まずは菜穂さん。「小さなお子さんを連れたママパパ会をhinaでできたら素敵だなと思います。子育て中の方が行きやすい場所というと、どうしても限られてきてしまう。子どもが産まれて、自分たちにも育児で必要だと感じるポイントが理解できるようになってきたんです。小さいお子さんがいても、薬膳をつまみながら本格的なお酒を楽しめる。現在、サービスとして離乳食の温めや、粉ミルクの無償提供をしています」
菜穂さんは音楽の分野でも地域とつながりたいと話します。「今年(2022年)の8月にふじさわ市民ミュージカルで3年ぶりに実施した公演“ウィステリアのドラゴン”では劇中曲を作曲させていただきました。これからも地域に浸透しているものに参加できたらと思います」
翔太さんは「正直、今の暮らしを保てればいいです」としつつ、「余裕ができたら、子ども食堂をやってみたいという気持ちがあります。
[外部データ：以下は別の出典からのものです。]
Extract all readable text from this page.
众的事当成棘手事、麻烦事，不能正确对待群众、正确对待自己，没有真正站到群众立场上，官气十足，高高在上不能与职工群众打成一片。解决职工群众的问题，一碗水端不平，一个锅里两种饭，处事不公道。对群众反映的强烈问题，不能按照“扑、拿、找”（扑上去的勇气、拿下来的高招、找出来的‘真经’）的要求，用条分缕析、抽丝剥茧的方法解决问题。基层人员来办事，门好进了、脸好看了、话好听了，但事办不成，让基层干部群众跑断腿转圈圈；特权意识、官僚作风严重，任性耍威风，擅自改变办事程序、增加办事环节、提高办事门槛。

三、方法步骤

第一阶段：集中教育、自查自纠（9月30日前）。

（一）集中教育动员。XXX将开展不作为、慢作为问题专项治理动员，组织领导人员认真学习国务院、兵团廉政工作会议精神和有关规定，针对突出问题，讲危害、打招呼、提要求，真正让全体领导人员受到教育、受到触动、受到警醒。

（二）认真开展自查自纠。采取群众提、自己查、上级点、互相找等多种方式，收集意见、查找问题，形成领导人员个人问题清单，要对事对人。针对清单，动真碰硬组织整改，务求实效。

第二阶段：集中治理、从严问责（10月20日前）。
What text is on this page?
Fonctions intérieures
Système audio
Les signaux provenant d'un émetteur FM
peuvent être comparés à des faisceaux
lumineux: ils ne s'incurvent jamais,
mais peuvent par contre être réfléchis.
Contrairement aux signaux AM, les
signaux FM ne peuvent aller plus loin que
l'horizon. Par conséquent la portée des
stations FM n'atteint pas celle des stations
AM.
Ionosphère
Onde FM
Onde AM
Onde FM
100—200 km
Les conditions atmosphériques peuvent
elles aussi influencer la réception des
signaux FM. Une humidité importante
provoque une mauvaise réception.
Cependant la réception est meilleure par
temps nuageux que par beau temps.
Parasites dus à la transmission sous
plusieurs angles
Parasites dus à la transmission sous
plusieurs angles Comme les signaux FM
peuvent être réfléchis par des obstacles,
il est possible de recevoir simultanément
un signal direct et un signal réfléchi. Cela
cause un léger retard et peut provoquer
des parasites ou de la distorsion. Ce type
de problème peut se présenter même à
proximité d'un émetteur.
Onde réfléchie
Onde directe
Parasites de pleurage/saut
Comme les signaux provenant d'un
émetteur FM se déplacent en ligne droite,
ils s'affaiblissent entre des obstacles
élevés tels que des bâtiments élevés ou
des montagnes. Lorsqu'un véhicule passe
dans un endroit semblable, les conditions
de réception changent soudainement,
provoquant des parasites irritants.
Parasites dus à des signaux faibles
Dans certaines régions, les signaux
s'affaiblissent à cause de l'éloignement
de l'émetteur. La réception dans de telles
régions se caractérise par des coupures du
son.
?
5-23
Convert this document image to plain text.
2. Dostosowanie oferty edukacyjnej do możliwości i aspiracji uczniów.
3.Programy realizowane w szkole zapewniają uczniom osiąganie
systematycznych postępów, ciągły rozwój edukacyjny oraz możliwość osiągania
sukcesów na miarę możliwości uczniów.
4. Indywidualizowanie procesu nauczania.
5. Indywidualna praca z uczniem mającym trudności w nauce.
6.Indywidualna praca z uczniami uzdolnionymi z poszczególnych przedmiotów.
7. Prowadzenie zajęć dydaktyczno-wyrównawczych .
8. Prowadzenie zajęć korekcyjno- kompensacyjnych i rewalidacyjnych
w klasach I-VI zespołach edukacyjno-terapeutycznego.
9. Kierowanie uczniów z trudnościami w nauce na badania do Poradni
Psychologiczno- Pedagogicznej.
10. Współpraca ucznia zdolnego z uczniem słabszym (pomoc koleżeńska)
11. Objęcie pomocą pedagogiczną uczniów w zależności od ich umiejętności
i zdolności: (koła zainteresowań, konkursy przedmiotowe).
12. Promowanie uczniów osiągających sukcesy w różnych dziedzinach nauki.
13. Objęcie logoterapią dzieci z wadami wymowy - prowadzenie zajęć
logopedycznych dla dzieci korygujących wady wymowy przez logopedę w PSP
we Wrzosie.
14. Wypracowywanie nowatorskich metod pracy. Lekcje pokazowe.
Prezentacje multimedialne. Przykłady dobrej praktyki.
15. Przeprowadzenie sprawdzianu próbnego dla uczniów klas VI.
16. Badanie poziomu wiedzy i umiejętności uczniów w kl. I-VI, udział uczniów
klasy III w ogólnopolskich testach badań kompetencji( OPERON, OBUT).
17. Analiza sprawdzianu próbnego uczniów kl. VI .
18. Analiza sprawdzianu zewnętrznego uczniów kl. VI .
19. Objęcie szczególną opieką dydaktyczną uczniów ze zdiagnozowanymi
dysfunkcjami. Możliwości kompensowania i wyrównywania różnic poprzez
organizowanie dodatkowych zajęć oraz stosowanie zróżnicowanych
いろんな事情でご飯が食べられない子どもたちがふらっと来られる場所になれたらいいな。あとは湘南祭などイベントにも積極的に参加していきたいです。他にも、茅ヶ崎のお店が集まって合同でイベントを開催、なんてことが実現できたらおもしろいですよね」
「結婚する前のことになりますが、僕は妻に会いに行くのをきっかけに初めて茅ヶ崎を訪れました。電車の駅に降り立った時は潮の香りがして、空が広くていいところじゃん!と思いました。今ではもう離れられないと感じるくらい、茅ヶ崎のことを気に入っています。なので、ぜひまちを盛り上げていきたい。そしてhinaを茅ヶ崎の人々に末永く愛されるお店にしていきたいです」「おじいちゃん、おばあちゃんになってもカウンターに立っていたい」
愛しい我が子に優しい眼差しでミルクをあげながら語ってくれた翔太さん。
茅ヶ崎で産声を上げた“hina”は、大空にはばたいていけるよう今日も歩みを続けます。茅ヶ崎を訪れた際にはぜひ、ふらっと気軽に“美味しいお酒とちょこっと薬膳”を楽しんでみては。